Un SZD-51 aterriza con dureza tras desconectarse el timón de profundidad en vuelo
El piloto resultó herido y el planeador con daños importantes en un aterrizaje duro tras desconectarse en vuelo el mando de profundidad, que había quedado sin asegurar durante el montaje. En un vuelo local, al no poder subir tras la suelta, el piloto regresó pero sintió una dificultad creciente para mantener la actitud. En aproximación el timón de profundidad dejó de responder y, pese a una acción franca de encabritar, el morro no subió; el planeador tocó con dureza la pista, de morro. La conexión era poco común; sin formación en ella, el piloto no podía detectar el fallo en una revisión prevuelo, que no revela una conexión sin asegurar.

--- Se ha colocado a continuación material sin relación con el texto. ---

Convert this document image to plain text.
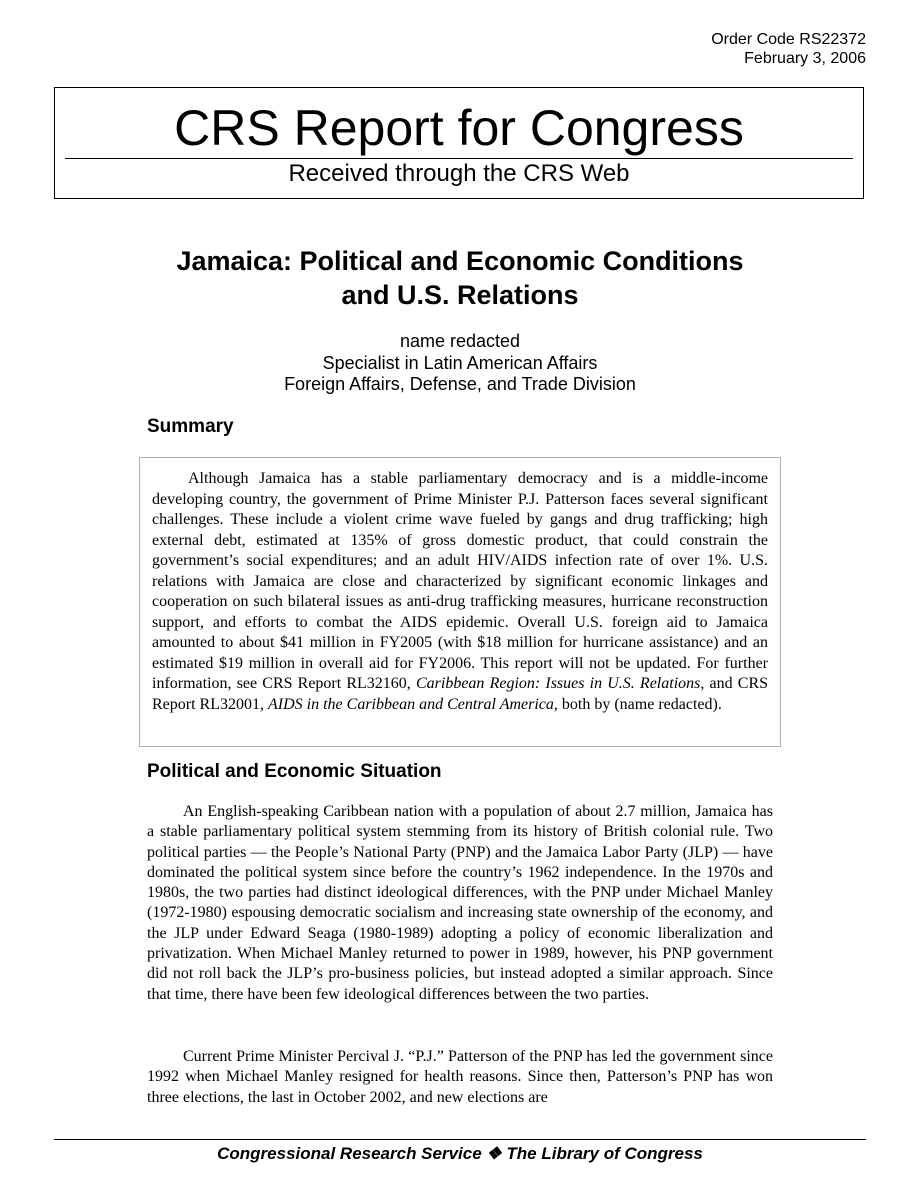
Order Code RS22372
February 3, 2006
CRS Report for Congress
Received through the CRS Web
Jamaica: Political and Economic Conditions
and U.S. Relations
name redacted
Specialist in Latin American Affairs
Foreign Affairs, Defense, and Trade Division
Summary

Although Jamaica has a stable parliamentary democracy and is a middle-income developing country, the government of Prime Minister P.J. Patterson faces several significant challenges. These include a violent crime wave fueled by gangs and drug trafficking; high external debt, estimated at 135% of gross domestic product, that could constrain the government’s social expenditures; and an adult HIV/AIDS infection rate of over 1%. U.S. relations with Jamaica are close and characterized by significant economic linkages and cooperation on such bilateral issues as anti-drug trafficking measures, hurricane reconstruction support, and efforts to combat the AIDS epidemic. Overall U.S. foreign aid to Jamaica amounted to about $41 million in FY2005 (with $18 million for hurricane assistance) and an estimated $19 million in overall aid for FY2006. This report will not be updated. For further information, see CRS Report RL32160, Caribbean Region: Issues in U.S. Relations, and CRS Report RL32001, AIDS in the Caribbean and Central America, both by (name redacted).

Political and Economic Situation

An English-speaking Caribbean nation with a population of about 2.7 million, Jamaica has a stable parliamentary political system stemming from its history of British colonial rule. Two political parties — the People’s National Party (PNP) and the Jamaica Labor Party (JLP) — have dominated the political system since before the country’s 1962 independence. In the 1970s and 1980s, the two parties had distinct ideological differences, with the PNP under Michael Manley (1972-1980) espousing democratic socialism and increasing state ownership of the economy, and the JLP under Edward Seaga (1980-1989) adopting a policy of economic liberalization and privatization. When Michael Manley returned to power in 1989, however, his PNP government did not roll back the JLP’s pro-business policies, but instead adopted a similar approach. Since that time, there have been few ideological differences between the two parties.

Current Prime Minister Percival J. “P.J.” Patterson of the PNP has led the government since 1992 when Michael Manley resigned for health reasons. Since then, Patterson’s PNP has won three elections, the last in October 2002, and new elections are

Congressional Research Service ❖ The Library of Congress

- Vuelo local, sin ascendencia: Tras un remolque para un vuelo local, el piloto no pudo subir tras la suelta y regresó al aeródromo.
- Profundidad sin asegurar en el montaje: Durante un montaje inhabitual en el club, la conexión del mando de profundidad — de un tipo poco común — no se había asegurado bien, y el supervisor no la verificó.
- Pérdida de cabeceo en vuelo: En vuelo, el mando de profundidad se desconectó; el piloto tuvo una dificultad creciente para mantener la actitud.
- Recogida imposible: En aproximación, el timón de profundidad dejó de responder y una acción franca de encabritar no tuvo efecto.
- Aterrizaje duro, de morro: El planeador tocó con dureza la pista, de morro, y se detuvo a unos 300 m del umbral.
- Piloto herido, planeador dañado: El piloto resultó herido; el planeador quedó con daños importantes en la parte baja del morro y el estabilizador.